Dr. Ledesma, who calls Harley her “co-therapist”, says the presence of the dog helps “reduce psychological, emotional and psychological stress” for caregivers dealing with the emergency.
Harley “the One-eyed”, three years old and so nicknamed because of his visual impairment, is part of the service of psychiatry and neuropsychology of the National medical center of November 20.
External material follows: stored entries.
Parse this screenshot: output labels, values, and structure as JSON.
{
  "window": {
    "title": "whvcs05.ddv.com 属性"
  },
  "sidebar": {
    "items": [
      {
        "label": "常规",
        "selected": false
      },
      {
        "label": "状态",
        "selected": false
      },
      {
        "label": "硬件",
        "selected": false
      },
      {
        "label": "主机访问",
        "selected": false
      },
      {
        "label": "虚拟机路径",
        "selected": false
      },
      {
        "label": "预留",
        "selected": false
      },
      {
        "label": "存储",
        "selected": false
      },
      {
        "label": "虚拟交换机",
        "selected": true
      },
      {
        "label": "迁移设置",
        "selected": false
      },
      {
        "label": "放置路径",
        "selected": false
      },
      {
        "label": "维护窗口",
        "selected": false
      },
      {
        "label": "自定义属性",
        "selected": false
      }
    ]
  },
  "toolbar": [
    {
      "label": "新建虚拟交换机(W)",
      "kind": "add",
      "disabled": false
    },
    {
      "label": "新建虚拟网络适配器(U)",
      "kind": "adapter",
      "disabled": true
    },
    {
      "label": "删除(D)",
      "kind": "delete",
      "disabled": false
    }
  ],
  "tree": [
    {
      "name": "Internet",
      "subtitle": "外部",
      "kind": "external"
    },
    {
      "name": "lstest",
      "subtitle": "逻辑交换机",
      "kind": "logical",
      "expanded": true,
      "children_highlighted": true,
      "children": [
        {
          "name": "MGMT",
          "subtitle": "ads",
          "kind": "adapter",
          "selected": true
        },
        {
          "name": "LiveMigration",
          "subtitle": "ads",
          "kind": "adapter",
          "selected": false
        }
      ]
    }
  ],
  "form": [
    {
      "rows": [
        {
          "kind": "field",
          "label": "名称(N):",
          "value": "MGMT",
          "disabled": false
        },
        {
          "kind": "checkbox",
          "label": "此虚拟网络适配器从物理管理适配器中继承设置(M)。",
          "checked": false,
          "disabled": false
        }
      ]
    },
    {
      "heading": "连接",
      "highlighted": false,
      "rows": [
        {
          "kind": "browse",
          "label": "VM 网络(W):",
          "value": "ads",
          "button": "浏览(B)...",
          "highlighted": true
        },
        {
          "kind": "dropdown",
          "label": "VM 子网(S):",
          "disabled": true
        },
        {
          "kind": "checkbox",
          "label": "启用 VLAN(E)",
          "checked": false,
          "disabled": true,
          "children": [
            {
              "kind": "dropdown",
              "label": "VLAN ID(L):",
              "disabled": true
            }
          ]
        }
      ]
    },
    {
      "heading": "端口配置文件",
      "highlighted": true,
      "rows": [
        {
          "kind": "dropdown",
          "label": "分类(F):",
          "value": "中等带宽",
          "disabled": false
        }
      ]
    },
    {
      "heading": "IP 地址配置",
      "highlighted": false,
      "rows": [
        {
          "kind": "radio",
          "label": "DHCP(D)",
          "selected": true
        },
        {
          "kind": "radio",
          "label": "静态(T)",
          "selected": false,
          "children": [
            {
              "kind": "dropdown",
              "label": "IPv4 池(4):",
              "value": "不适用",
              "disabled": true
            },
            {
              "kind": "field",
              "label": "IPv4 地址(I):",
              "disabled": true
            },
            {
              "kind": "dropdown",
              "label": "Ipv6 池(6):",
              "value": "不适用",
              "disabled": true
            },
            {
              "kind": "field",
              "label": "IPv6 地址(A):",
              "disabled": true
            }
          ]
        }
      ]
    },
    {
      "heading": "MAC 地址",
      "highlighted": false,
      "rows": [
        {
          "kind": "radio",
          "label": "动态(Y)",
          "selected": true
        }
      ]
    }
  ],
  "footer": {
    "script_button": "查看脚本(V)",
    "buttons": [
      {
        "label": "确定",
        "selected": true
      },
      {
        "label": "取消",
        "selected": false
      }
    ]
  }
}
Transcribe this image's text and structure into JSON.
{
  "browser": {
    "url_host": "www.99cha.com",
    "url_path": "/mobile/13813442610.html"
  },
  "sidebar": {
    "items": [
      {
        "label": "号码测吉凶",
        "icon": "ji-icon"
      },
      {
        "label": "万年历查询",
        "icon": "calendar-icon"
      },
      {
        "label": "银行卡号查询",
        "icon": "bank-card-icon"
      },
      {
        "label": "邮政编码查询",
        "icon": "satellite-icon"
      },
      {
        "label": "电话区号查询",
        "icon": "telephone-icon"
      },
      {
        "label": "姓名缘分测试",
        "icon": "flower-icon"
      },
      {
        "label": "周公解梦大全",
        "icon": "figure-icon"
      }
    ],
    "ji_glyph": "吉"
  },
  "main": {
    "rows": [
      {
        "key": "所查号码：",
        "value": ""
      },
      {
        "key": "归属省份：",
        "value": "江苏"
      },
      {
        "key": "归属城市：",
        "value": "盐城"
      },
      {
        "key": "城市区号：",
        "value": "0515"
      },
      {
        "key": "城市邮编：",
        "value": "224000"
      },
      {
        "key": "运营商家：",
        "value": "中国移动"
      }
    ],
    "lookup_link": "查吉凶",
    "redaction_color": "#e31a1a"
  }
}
Within it, he takes part in therapies for patients suffering from “psychiatric, psychological or neuropsychological diseases”, explains his mistress. “From a very young age, we trained him for this,” she says.
Harley’s role in these interventions has been reinforced by her docility and willingness to interact with people, generating empathy, Ledesma said.
Some “colleagues want to play with Harley right away […] We must take into account the time of deprivation of physical contact that we have, especially among the front line staff, who have even isolated themselves from their own family for fear of contagion, “says the specialist.
Ledesma explains that since February, she and her team have been considering incorporating the dog into an emotional support project, anticipating the stress that the epidemic would cause and, in particular, possible congestion in hospitals.
This group includes specialists in biosafety, veterinary medicine and nursing.
Mexico City and the surrounding area of Mexico State is the region most affected by COVID-19 throughout the country.
As of Wednesday, the capital had 10,946 of 40,186 confirmed cases and 1,057 of 4,220 dead nationwide, according to official figures.